Qual è l'importanza della collaborazione tra le diverse organizzazioni e istituzioni per la salvaguardia dell'Olivo della Madonna?

«Molte sono gli enti e le istituzioni coinvolte a diversi livelli nel percorso di salvaguardia della varietà a partire dall’ufficio regionale per i “Problemi Sociali, il Lavoro, la Giustizia, la Pace e la Custodia del Creato” della Conferenza Episcopale Calabra che ha accolto con grande disponibilità di accogliere l’idea che i luoghi di culto possano sostenere questa operazione che è culturale, storica oltre che religiosa. L’Archeoclub d’Italia in particolare dalla sezione vibonese dell’associazione si prodiga con entusiasmo e abnegazione nel sostenere le diverse fasi del percorso per la conoscenza e la salvaguardia della varietà presa a simbolo della incredibile biodiversità regionale che in questo caso rappresenta profondamente la cultura della regione. Nella stessa direzione si muove il Wwf regionale oltre che la sezione vibonese ed in modo altrettanto incisivo si sta muovendo la sezione crotonese di Italia Nostra tanto che la città pitagorica è al momento il capoluogo calabrese nel quale è stato messo a dimora il maggior numero di olivi della Madonna. Il sostegno al progetto ci è giunto anche dagli Stati Uniti da dove sono giunte in Calabria Elena Valeriote, giornalista e produttrice e Claire Marie Vogel, regista del documentario White Olives of the Madonna che da tre anni lavorano sul loro progetto guardando alla varietà da oltreoceano.
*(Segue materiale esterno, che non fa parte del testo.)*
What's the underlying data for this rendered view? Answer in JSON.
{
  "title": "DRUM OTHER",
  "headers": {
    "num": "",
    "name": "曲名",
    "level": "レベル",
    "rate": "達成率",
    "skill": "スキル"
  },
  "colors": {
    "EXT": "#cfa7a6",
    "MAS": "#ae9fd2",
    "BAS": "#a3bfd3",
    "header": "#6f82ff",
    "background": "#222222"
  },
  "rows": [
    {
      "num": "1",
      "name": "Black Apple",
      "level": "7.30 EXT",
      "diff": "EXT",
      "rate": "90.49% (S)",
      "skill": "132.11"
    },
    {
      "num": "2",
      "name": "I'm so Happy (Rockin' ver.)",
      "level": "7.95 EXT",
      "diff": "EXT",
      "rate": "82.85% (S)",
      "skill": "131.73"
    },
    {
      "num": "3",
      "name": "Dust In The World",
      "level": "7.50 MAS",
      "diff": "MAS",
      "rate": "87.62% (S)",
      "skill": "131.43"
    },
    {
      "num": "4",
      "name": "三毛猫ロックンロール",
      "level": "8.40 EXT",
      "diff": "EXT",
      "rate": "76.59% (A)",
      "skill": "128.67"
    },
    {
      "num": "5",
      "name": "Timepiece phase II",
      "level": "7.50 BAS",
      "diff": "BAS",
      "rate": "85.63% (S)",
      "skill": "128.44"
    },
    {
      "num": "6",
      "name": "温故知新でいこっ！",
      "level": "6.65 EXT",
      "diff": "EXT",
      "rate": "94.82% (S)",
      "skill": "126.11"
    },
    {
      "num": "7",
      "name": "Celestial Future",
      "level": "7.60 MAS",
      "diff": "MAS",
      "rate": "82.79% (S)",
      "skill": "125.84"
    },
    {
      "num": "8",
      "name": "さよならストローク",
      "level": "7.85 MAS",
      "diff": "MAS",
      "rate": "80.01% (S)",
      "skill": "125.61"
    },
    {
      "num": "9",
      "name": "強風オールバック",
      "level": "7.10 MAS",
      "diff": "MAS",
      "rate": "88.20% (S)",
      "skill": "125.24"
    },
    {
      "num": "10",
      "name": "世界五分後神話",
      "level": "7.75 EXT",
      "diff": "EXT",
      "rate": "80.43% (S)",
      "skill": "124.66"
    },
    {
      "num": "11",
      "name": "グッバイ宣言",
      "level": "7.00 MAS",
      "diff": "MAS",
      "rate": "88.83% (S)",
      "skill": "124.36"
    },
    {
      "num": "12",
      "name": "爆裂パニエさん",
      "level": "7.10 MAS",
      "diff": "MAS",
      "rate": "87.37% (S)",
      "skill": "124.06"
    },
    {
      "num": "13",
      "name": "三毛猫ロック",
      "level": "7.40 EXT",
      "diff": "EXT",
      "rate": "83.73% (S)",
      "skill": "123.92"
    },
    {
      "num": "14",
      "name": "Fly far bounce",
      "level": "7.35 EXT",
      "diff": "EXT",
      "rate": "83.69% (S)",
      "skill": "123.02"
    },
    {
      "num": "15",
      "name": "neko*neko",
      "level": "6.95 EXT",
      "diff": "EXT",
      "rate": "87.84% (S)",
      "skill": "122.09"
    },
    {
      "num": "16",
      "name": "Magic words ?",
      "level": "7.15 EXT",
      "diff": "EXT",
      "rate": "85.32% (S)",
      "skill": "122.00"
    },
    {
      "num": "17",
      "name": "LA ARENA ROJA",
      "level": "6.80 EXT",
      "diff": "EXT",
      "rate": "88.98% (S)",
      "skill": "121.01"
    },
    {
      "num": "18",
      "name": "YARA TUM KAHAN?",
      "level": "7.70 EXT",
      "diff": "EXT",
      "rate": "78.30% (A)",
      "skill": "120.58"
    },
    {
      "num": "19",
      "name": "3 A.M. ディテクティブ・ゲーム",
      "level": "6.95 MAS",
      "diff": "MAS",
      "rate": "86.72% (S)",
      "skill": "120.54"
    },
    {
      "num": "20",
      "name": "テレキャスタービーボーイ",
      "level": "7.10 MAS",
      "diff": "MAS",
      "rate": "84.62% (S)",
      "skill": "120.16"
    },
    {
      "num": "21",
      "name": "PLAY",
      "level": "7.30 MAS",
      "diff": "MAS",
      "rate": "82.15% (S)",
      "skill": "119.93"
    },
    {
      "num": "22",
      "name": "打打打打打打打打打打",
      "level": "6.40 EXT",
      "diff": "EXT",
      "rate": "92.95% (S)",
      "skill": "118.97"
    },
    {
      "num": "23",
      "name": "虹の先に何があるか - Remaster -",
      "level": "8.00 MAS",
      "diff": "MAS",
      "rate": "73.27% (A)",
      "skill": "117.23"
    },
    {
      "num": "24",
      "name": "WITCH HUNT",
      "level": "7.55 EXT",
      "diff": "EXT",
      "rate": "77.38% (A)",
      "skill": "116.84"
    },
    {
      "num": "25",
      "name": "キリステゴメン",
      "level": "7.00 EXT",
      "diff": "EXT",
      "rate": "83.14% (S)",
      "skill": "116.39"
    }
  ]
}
Niente di questo percorso/progetto avrebbe potuto essere senza l’aiuto e il sostegno di mio marito Antonio Montesanti che cura e accompagna con la sua sensibilità e intelligenza che in particolare cura la pagina facebook dedicata alla varietà (a questo link).

Importantissimo anche il sostegno di Domenico Maduli (presidente del gruppo editoriale Diemmecom) e del suo staff che in ogni fase del percorso e sempre a titolo gratuito si sono messi a disposizione con grande competenza e professionalità».

Qual è il ruolo dell'archeologia nella salvaguardia e nella valorizzazione dell'Olivo della Madonna?

«In generale lo studio dell’olivo e quindi dell’olio è da sempre una importante occasione di ricerca per l’archeologia e nel caso della prodigiosa varietà dalle bianche drupe per lo stretto legame che la stessa ha con la religione della nostra regione costituisce una grande occasione di valorizzazione delle risorse che vanno dalla grande biodiversità, all’ambiente naturale dal patrimonio paesaggistico a quello storico e architettonico della Calabria. Ricostruire il portato culturale della Leucocarpa consente di aggiungere tasselli successivi e come sempre è la maggiore conoscenza ha il presupposto fondamentale alla salvaguardia e alla valorizzazione».